Video as a creative medium in 2000s
The winds of change that have radicalised many features today e.g. working habits, distribution, media forms have DNA's with strands that go way back.

Again this matters because it affects the quality of debates, and helps others to interrogate alternative sources of innovation.

Take Abel Glance - a polymath film maker, whose original Napoleon (1927) could easily have been the template for multiple award winning series 24's frame system.
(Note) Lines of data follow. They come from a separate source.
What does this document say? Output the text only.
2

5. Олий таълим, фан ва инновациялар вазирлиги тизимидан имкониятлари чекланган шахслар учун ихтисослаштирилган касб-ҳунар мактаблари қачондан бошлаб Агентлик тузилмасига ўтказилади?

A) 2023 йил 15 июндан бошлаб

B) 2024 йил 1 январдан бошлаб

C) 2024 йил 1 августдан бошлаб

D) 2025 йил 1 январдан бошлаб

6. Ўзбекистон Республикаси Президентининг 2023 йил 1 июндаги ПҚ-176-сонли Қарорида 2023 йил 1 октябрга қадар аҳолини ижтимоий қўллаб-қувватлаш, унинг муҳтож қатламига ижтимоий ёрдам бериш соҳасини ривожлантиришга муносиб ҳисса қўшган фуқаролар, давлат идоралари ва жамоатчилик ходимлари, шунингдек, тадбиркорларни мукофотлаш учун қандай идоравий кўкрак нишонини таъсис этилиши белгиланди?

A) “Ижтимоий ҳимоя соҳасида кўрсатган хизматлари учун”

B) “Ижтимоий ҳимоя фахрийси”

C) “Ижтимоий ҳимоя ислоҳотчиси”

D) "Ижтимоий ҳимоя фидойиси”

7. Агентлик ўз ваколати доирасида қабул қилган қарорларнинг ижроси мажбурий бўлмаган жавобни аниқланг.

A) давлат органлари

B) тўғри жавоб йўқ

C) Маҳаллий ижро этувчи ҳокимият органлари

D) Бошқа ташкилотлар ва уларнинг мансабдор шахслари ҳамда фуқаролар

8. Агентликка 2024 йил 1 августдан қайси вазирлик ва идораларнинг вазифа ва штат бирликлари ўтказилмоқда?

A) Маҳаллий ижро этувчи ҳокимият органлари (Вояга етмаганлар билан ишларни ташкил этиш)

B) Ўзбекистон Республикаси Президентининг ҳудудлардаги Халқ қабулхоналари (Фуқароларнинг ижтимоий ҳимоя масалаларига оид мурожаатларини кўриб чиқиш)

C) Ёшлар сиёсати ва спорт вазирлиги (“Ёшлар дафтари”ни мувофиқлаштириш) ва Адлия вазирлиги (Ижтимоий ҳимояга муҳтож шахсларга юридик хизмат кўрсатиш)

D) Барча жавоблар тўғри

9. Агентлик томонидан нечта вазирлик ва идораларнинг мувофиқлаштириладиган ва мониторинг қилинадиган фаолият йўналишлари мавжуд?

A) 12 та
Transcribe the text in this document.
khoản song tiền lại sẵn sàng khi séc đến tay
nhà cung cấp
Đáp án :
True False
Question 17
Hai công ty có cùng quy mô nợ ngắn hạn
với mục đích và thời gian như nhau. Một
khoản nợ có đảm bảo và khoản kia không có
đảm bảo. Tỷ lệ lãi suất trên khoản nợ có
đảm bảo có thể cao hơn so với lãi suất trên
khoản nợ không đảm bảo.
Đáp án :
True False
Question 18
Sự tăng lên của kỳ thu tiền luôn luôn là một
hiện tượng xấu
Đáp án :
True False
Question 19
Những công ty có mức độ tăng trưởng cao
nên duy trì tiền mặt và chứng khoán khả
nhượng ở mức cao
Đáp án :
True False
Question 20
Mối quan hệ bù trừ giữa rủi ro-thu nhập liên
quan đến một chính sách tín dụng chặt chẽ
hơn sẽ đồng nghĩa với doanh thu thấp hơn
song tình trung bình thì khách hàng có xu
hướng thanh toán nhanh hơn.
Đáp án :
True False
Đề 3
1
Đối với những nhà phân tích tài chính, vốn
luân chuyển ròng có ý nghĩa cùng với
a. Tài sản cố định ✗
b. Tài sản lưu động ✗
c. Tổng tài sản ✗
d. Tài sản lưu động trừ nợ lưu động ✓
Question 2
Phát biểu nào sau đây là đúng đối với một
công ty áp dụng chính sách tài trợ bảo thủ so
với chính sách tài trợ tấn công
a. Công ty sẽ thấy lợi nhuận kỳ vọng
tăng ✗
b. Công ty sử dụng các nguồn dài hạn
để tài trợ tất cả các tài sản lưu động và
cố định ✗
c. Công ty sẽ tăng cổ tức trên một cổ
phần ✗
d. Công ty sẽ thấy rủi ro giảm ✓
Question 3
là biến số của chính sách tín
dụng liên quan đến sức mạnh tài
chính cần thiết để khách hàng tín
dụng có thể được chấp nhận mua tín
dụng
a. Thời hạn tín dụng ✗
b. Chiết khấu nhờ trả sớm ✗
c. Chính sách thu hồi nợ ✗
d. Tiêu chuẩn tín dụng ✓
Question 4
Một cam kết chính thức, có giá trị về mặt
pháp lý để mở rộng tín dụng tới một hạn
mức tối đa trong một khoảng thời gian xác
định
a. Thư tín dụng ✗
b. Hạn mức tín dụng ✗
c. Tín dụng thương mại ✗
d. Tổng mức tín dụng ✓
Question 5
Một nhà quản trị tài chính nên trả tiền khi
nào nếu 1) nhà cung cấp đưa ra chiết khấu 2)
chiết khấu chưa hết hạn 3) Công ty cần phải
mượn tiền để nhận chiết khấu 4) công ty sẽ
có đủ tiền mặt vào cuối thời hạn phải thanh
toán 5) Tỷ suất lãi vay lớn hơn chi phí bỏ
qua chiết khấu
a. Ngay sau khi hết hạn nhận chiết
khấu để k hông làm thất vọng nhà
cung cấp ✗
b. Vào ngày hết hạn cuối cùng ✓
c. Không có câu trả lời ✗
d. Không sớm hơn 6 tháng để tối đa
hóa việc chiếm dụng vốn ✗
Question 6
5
Catherine Spaeth's blog provides an insight into the effect of
Glance's framed system referred to as trytich

Tryptich framing from 1927-2000
The significance of this as with a plethora of media issues is reconfiguring them to suit a new semiotic - media language  - and some of the most exciting media thinkers tell us for instance spatial forms will become the dominant ideology of film in the 21st century.

It's these collisions of the old and new that are exciting; they are interdisciplinary: design meets video, and seek to decompose old orders such as the division of labour.

What methods of research based on our past, backed by in depth reading facilitate is a comprehension of trends and how knowledge of a subject is produced.

The practice is often supported by an emerging theory; the theory made to fit to cystalise what we have as evidence. A crucial theme thus becomes how media as it is seen, or taught today is in need of a variable shake-ups.

Ultimately, that is the goal, that besides producing areas of interest, inspiration or debate, that these leads to new areas of teaching.

That's what I believe the SMARTlab is about, as much as any research, which I'll share some more over the lifespan of this blog.